As far as I remember, the pain of the whole thing was getting the certificate imported into the browser.
@Bernard - It would be great if browser certificates became the common method. The problem with it is that for a wide range of users, its very difficult to support. You setting it up for yourself to access your data is one thing. Having a large set of "customers" or "site users" with wide ranging skills and browser configurations to support is -- at least so far -- untenable.
Andrew - I'm not trying to put down the work you've put into your solution, just looking to see what I can do with an interesting problem. There's almost always someone who's been there before me, done it better and produced a solution you can buy, but where's the fun in that?

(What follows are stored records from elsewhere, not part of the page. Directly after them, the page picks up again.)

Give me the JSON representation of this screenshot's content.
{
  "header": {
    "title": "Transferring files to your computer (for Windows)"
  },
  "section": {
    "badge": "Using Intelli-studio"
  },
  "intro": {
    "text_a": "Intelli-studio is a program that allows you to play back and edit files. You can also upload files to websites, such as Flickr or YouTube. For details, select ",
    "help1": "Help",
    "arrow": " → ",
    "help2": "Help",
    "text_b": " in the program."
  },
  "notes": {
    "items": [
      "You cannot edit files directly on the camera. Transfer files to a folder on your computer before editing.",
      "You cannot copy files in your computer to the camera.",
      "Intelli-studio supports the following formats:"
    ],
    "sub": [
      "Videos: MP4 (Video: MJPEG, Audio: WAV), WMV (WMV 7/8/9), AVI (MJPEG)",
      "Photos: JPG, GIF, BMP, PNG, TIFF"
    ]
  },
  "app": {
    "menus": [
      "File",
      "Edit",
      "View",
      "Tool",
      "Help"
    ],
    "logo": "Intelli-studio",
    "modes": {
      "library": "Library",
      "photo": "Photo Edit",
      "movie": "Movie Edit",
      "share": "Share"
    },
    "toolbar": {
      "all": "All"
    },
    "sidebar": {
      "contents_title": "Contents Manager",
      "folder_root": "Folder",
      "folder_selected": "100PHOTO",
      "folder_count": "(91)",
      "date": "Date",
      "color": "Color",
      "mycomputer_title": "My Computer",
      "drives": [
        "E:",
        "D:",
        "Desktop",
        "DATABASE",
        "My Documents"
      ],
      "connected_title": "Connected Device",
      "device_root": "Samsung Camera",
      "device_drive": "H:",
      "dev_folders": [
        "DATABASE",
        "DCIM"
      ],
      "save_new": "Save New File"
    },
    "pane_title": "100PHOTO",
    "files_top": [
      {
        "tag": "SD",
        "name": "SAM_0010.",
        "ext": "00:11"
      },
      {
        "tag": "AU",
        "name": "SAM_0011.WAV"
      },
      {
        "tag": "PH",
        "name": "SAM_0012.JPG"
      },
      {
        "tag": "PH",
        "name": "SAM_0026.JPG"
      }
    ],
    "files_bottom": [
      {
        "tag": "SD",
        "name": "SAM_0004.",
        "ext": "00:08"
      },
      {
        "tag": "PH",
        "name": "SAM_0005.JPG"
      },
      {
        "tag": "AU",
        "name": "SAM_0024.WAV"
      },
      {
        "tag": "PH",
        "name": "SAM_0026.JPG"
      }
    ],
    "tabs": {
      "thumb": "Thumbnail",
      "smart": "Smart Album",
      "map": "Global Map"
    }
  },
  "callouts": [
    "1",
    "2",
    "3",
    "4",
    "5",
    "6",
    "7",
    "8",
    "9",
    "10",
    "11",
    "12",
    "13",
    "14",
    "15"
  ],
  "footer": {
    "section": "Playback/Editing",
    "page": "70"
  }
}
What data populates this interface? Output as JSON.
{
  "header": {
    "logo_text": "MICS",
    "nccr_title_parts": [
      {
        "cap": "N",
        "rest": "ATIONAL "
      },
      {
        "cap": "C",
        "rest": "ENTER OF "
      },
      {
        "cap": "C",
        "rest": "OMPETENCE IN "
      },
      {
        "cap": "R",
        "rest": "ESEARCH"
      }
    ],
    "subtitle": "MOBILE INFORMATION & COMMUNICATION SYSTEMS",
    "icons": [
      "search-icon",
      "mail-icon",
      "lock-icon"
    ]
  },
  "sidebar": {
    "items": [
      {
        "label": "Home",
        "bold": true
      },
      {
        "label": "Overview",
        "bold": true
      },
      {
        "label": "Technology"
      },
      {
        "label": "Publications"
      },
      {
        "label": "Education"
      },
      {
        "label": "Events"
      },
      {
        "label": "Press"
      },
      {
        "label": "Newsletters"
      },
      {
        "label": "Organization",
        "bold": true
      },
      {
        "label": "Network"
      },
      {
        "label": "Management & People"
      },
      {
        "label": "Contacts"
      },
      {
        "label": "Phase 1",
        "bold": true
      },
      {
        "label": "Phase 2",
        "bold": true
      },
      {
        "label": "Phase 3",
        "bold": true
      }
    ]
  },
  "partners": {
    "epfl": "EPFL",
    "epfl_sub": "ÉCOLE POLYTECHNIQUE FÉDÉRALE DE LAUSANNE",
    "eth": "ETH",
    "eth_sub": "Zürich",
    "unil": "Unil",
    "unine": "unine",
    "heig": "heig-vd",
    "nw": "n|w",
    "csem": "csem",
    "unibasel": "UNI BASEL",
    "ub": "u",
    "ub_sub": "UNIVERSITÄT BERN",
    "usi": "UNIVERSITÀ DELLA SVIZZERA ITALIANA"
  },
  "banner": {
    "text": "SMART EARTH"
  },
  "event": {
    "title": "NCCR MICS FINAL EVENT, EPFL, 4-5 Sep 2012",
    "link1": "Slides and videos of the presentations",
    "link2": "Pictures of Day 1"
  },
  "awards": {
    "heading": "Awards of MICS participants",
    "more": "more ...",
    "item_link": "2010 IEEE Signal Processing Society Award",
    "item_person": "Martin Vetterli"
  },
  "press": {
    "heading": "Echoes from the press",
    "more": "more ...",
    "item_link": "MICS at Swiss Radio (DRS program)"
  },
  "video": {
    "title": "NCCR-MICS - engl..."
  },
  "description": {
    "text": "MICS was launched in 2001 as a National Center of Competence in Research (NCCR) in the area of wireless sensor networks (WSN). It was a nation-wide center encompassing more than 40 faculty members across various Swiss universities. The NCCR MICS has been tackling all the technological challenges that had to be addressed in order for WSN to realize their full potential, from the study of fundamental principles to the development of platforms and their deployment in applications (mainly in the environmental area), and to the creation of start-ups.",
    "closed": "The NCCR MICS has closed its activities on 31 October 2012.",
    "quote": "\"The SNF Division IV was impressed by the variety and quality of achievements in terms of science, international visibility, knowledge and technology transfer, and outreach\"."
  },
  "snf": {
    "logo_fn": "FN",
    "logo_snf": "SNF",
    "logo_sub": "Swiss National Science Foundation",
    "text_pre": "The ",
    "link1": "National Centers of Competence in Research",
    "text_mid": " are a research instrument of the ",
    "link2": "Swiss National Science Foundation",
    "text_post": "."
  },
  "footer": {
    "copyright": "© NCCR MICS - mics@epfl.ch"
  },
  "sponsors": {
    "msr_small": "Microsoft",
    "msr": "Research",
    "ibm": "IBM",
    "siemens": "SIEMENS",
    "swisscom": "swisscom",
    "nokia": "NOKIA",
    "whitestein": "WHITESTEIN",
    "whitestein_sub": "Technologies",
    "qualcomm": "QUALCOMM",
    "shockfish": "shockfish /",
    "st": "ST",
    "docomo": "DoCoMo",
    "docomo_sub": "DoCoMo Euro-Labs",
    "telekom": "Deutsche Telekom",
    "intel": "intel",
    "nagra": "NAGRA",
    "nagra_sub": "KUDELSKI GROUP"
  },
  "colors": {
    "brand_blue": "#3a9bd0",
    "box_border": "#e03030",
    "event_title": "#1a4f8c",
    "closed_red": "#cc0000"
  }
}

If you shut the server down it seems fine (at least the http task, can't shut the whole server down right now). Change the secret in the SSO configuration and the cookie becomes invalid (though when that happens automatically, I don't know). I've never changed a pre-existing sso configuration though and not shut down my public domino server for at least a year, so that's not something I'm going to worry about.
To be honest, this isn't a problem I need an answer to right now, and certainly not one I need to be able to make money out of, it's just something that caught my interest.
Back to my results - the long term cookie was still operational after the long weekend, so I'm going to stop at that point - it's good enough to satisfy my curiosity.